Tim Cowlishaw

Designer, Researcher, Technologist

Peering (2024)

The cover of the zine - The text “PEERING” and “Tim Cowlishaw” vertically down the left of the page, plus a dithered, blurry picture of my face peering in from the right hand edge.

Peering is a short article submitted for the Liminal Excavations zine, made to acocompany the ICT4S 2024 conference in Stockholm, and which partially documents an ongoing project to map the physical location and material support of a single accidental photo stored in my Google account.

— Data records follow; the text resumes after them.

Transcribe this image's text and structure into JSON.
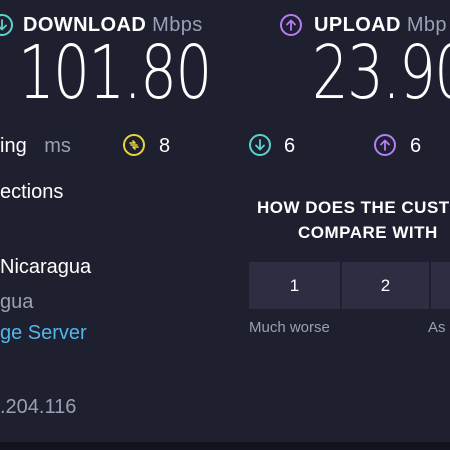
{
  "download": {
    "label": "DOWNLOAD",
    "unit": "Mbps",
    "value": "101.80",
    "icon": "download-arrow-icon",
    "color": "#5ad3d1"
  },
  "upload": {
    "label": "UPLOAD",
    "unit": "Mbp",
    "value": "23.90",
    "icon": "upload-arrow-icon",
    "color": "#b47ef5"
  },
  "ping": {
    "label": "ing",
    "unit": "ms"
  },
  "jitter": {
    "value": "8",
    "icon": "jitter-icon",
    "color": "#e8d53a"
  },
  "download_latency": {
    "value": "6",
    "icon": "download-latency-icon",
    "color": "#5ad3d1"
  },
  "upload_latency": {
    "value": "6",
    "icon": "upload-latency-icon",
    "color": "#b47ef5"
  },
  "connections": {
    "label": "ections"
  },
  "isp": {
    "location": "Nicaragua",
    "country": "gua",
    "change_server": "ge Server",
    "ip": ".204.116"
  },
  "survey": {
    "question_line1": "HOW DOES THE CUST",
    "question_line2": "COMPARE WITH",
    "options": [
      "1",
      "2"
    ],
    "low_label": "Much worse",
    "high_label": "As"
  }
}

Where do the traces of our digital lives come from, and where do they reside? We’ve all likely experienced a moment when we’ve encountered an accidental photograph, a screenshot, or other fragment of media, residing on our phone camera-roll, or in a cloud account, nominally ‘ours’ but with no memory of how it came to be there. This graphical essay explores treats the existence of this digital detritus as a mystery to be solved, and one which, in the solving, can reveal to us not just the extent of the unintentional digital that we leave, but the enormity of the underlying infrastructures which support our day-to-day digital lives and their interdependency with broader ecologies of energy, water, and data - as well as the way in which our own use of digital devices is implicated in them. Starting from a single ‘accidental selfie’, discovered in my Google Photos account, I attempt to answer the questions “Where is this photo, how did it come to be there, and what does it rely on for its continued existence?”. Using a combination of digital methods, literature review (drawing on the work of Anne Pasek, Mél Hogan, Tung-Hui Hu, and others from the fields of Environmental Media Studies and STS), open-source investigation and shoe-leather fieldwork, I map out the history and ecological entanglements of my photo and the data centre in which it resides (a Google / Telefónica facility in Alcalá de Henares, Madrid). This process allows me to consider both the extent of the infrastructures underlying such every day interactions with digital platforms, but also the epistemic challenges which we face in coming to know them from an outside perspective, and allows me to meditate on my own role as a user of digital technology in its environmental and ecological consequences and draw conclusions on how, as end-users, we might play a part in ameliorating and resisting the polluting effects of digital technology.